Narendra Raval, chairman, Devki Group of Companies during an interview at his Ruiru office on April 19, 2021. PHOTO | DIANA NGILA | NMG

What you need to know:

  • Mumias Sugar Company has been on its deathbed for a while now.
  • The entry of KCB Group-appointed receiver-manager in November 2019 marked a sad turning point in the once giant sugar miller’s dwindling fortunes.
  • The debt owed by State-run sugar millers rose to Sh90.4 billion, according to a February 2020 report.

Mumias Sugar Company has been on its deathbed for a while now. The entry of KCB Group-appointed receiver-manager in November 2019 marked a sad turning point in the once giant sugar miller’s dwindling fortunes.

The debt owed by State-run sugar millers rose to Sh90.4 billion, according to a February 2020 report. The amount included outstanding loans, taxes, penalties and fines due to the government.

Efforts by the government and other stakeholders to resuscitate the cash-strapped sugar miller have so far come a cropper.

However, the news that steel manufacturing billionaire Narendra Raval plans to invest Sh5 billion in the revival of Mumias Sugar throws a lifeline to the ailing miller.

The steel tycoon seeks to modernise the sugar miller’s ageing plant and develop cane.

The company stopped production nearly three years ago, disrupting the livelihood of thousands of farmers, employees and other stakeholders.

However, the latest bid to have the sugar factory operating is expected to boost Kenya’s sugar production and meet the local demand for the commodity.

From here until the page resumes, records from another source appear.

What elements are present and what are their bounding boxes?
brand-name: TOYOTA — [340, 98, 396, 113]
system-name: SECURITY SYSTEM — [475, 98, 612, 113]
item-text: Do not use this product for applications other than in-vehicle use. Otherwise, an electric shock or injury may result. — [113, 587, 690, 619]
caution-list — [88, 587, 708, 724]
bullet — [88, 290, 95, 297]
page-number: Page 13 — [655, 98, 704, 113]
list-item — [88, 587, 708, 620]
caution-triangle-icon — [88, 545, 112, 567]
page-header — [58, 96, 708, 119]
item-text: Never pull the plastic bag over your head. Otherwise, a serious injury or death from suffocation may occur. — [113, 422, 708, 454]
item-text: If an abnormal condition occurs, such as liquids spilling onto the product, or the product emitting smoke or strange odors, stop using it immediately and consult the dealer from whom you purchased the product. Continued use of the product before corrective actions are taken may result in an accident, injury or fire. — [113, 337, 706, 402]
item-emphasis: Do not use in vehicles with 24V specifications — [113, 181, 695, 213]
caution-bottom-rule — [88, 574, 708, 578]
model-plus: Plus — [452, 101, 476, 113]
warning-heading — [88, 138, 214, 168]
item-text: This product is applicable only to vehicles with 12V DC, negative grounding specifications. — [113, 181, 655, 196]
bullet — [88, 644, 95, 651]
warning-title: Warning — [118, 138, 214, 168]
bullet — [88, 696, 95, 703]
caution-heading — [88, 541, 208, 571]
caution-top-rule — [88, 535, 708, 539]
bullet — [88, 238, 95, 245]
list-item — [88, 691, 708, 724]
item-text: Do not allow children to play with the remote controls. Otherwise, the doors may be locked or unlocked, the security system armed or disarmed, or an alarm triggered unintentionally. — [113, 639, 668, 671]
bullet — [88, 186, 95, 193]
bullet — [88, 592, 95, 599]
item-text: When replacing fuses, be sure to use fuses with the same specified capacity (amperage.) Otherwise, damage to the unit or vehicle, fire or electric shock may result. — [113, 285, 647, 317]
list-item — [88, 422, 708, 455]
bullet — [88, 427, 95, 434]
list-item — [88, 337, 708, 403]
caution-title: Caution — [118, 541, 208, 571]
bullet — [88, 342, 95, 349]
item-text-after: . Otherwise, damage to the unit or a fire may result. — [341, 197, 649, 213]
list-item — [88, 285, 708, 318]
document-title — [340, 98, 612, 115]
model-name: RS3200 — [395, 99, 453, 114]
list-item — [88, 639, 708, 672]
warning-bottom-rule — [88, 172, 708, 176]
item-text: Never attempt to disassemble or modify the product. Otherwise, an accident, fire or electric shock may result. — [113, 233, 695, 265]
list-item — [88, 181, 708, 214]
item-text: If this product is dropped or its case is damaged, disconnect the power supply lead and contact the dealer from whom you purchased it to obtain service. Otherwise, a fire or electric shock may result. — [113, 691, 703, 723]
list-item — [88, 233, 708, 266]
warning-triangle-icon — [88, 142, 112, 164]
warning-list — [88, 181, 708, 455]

We urge all stakeholders in the sugar sector to seek a lasting solution to the woes afflicting State-owned millers.

Urgent measures should be put in place to address the systemic weaknesses bedevilling the sugar sector.

It is instructive to note that private millers, some of them launched recently compared to their State counterparts, are operating profitably.

The stakeholders should address claims of mismanagement and plunder at the State sugar millers and bring to book the managers implicated in the running down of the companies.

Besides, State millers should invest in modern equipment to compete effectively with regional and global peers to cut costs and make local sugar cheaper.